Sausage, Spinach, and Apple Strata
Giada De Laurentiis
2 tablespoons olive oil
- 1 pound breakfast sausage (casings removed)
- 2 shallots (chopped)
- 1 apple (such as Honeycrisp, chopped into ‚1-inch pieces)
- 1 10-ounce box chopped frozen spinach, thawed, squeezed dry
- 8 cups cubed Italian bread (from a 1-pound loaf)
- 2 tablespoons unsalted butter (at room temperature, for the baking dish)
- 1 cup shredded mozzarella cheese
- 3 cups whole milk
- 1 cup heavy cream
- 6 large eggs
- 1 teaspoon salt
- ½ teaspoon freshly ground black pepper
- ¼ cup finely grated Parmesan cheese
- Heat the oil in a heavy large skillet over medium heat. Add the sausage and cook about 5 minutes, breaking it up into small pieces with a wooden spoon. Add the shallots and sauté until translucent, about 3 minutes. Add the apple and the spinach and sauté over medium-low heat for another 2 minutes. Set aside to cool slightly.

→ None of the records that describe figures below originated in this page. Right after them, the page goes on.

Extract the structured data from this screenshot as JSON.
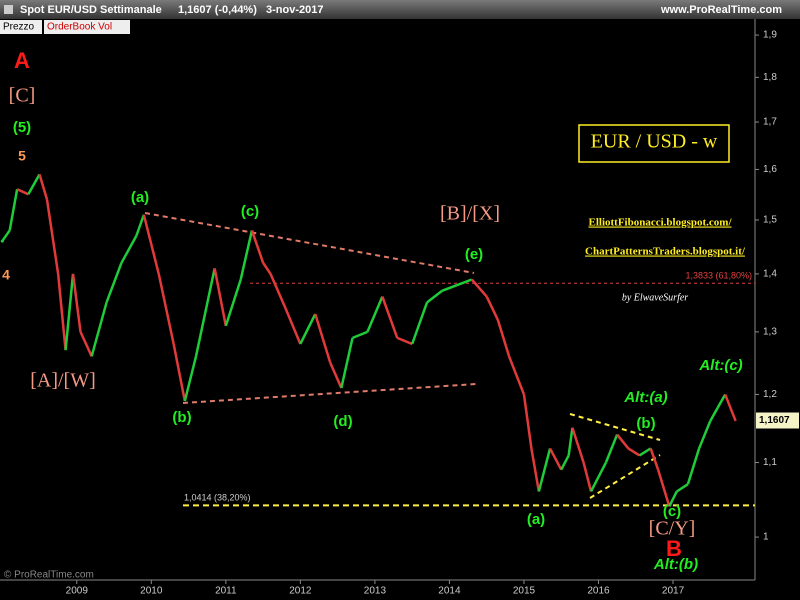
{
  "header": {
    "instrument": "Spot EUR/USD",
    "period": "Settimanale",
    "quote": "1,1607 (-0,44%)",
    "date": "3-nov-2017",
    "site": "www.ProRealTime.com",
    "tabs": [
      "Prezzo",
      "OrderBook Vol"
    ],
    "watermark": "© ProRealTime.com"
  },
  "chart_data": {
    "type": "line",
    "log_scale": true,
    "x": [
      2008.0,
      2008.1,
      2008.2,
      2008.35,
      2008.5,
      2008.6,
      2008.75,
      2008.85,
      2008.95,
      2009.05,
      2009.2,
      2009.4,
      2009.6,
      2009.8,
      2009.9,
      2010.1,
      2010.3,
      2010.45,
      2010.6,
      2010.85,
      2011.0,
      2011.2,
      2011.35,
      2011.5,
      2011.6,
      2011.8,
      2012.0,
      2012.2,
      2012.4,
      2012.55,
      2012.7,
      2012.9,
      2013.1,
      2013.3,
      2013.5,
      2013.7,
      2013.9,
      2014.1,
      2014.3,
      2014.5,
      2014.65,
      2014.8,
      2015.0,
      2015.1,
      2015.2,
      2015.35,
      2015.5,
      2015.6,
      2015.65,
      2015.8,
      2015.9,
      2016.1,
      2016.25,
      2016.4,
      2016.55,
      2016.7,
      2016.8,
      2016.95,
      2017.05,
      2017.2,
      2017.35,
      2017.5,
      2017.6,
      2017.7,
      2017.84
    ],
    "series": [
      {
        "name": "Spot EUR/USD",
        "up_color": "#1fcc3a",
        "down_color": "#e23a3a",
        "values": [
          1.46,
          1.48,
          1.56,
          1.55,
          1.59,
          1.54,
          1.4,
          1.27,
          1.4,
          1.3,
          1.26,
          1.35,
          1.42,
          1.47,
          1.51,
          1.4,
          1.28,
          1.19,
          1.26,
          1.41,
          1.31,
          1.39,
          1.48,
          1.42,
          1.4,
          1.34,
          1.28,
          1.33,
          1.25,
          1.21,
          1.29,
          1.3,
          1.36,
          1.29,
          1.28,
          1.35,
          1.37,
          1.38,
          1.39,
          1.36,
          1.32,
          1.26,
          1.2,
          1.12,
          1.06,
          1.12,
          1.09,
          1.11,
          1.15,
          1.1,
          1.06,
          1.1,
          1.14,
          1.12,
          1.11,
          1.12,
          1.09,
          1.04,
          1.06,
          1.07,
          1.12,
          1.16,
          1.18,
          1.2,
          1.16
        ]
      }
    ],
    "xlim": [
      2007.97,
      2018.1
    ],
    "xticks": [
      2009,
      2010,
      2011,
      2012,
      2013,
      2014,
      2015,
      2016,
      2017
    ],
    "ylim": [
      0.949,
      1.932
    ],
    "yticks": [
      1,
      {
        "value": 1.1,
        "label": "1,1"
      },
      {
        "value": 1.2,
        "label": "1,2"
      },
      {
        "value": 1.3,
        "label": "1,3"
      },
      {
        "value": 1.4,
        "label": "1,4"
      },
      {
        "value": 1.5,
        "label": "1,5"
      },
      {
        "value": 1.6,
        "label": "1,6"
      },
      {
        "value": 1.7,
        "label": "1,7"
      },
      {
        "value": 1.8,
        "label": "1,8"
      },
      {
        "value": 1.9,
        "label": "1,9"
      }
    ],
    "last": {
      "value": 1.1607,
      "label": "1,1607"
    },
    "levels": [
      {
        "value": 1.3833,
        "label": "1,3833 (61,80%)",
        "color": "#e04040"
      },
      {
        "value": 1.0414,
        "label": "1,0414 (38,20%)",
        "color": "#ffee44"
      }
    ],
    "annotations": [
      {
        "text": "A",
        "color": "#ff1a1a"
      },
      {
        "text": "[C]",
        "color": "#f59a85"
      },
      {
        "text": "(5)",
        "color": "#22ee22"
      },
      {
        "text": "5",
        "color": "#ff9a55"
      },
      {
        "text": "4",
        "color": "#ff9a55"
      },
      {
        "text": "[A]/[W]",
        "color": "#f59a85"
      },
      {
        "text": "(a)",
        "color": "#22ee22"
      },
      {
        "text": "(b)",
        "color": "#22ee22"
      },
      {
        "text": "(c)",
        "color": "#22ee22"
      },
      {
        "text": "(d)",
        "color": "#22ee22"
      },
      {
        "text": "[B]/[X]",
        "color": "#f59a85"
      },
      {
        "text": "(e)",
        "color": "#22ee22"
      },
      {
        "text": "(a)",
        "color": "#22ee22"
      },
      {
        "text": "Alt:(a)",
        "color": "#22ee22"
      },
      {
        "text": "(b)",
        "color": "#22ee22"
      },
      {
        "text": "Alt:(c)",
        "color": "#22ee22"
      },
      {
        "text": "(c)",
        "color": "#22ee22"
      },
      {
        "text": "[C/Y]",
        "color": "#f59a85"
      },
      {
        "text": "B",
        "color": "#ff1a1a"
      },
      {
        "text": "Alt:(b)",
        "color": "#22ee22"
      },
      {
        "text": "EUR / USD - w",
        "color": "#ffee22"
      },
      {
        "text": "ElliottFibonacci.blogspot.com/",
        "color": "#ffee22"
      },
      {
        "text": "ChartPatternsTraders.blogspot.it/",
        "color": "#ffee22"
      },
      {
        "text": "by ElwaveSurfer",
        "color": "#ffffff"
      }
    ]
  }
}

- Place half of the bread cubes in a buttered 3-quart baking dish. Sprinkle half of the mozzarella over the bread, then top with half of the spinach mixture. Repeat layering.
- Whisk the milk, cream, eggs, salt, and pepper in a large bowl and pour evenly over the strata. Top with the Parmesan cheese. Chill the strata, covered with plastic wrap, at least 2 hours and up to 12 hours.
- Preheat the oven to 350°F. Bake the strata uncovered until puffed, golden brown, and cooked through, about 50 minutes. A thin knife inserted in the middle of the strata should come out clean. If the top browns too quickly, cover with a sheet of aluminum foil. Let stand 5 minutes before serving.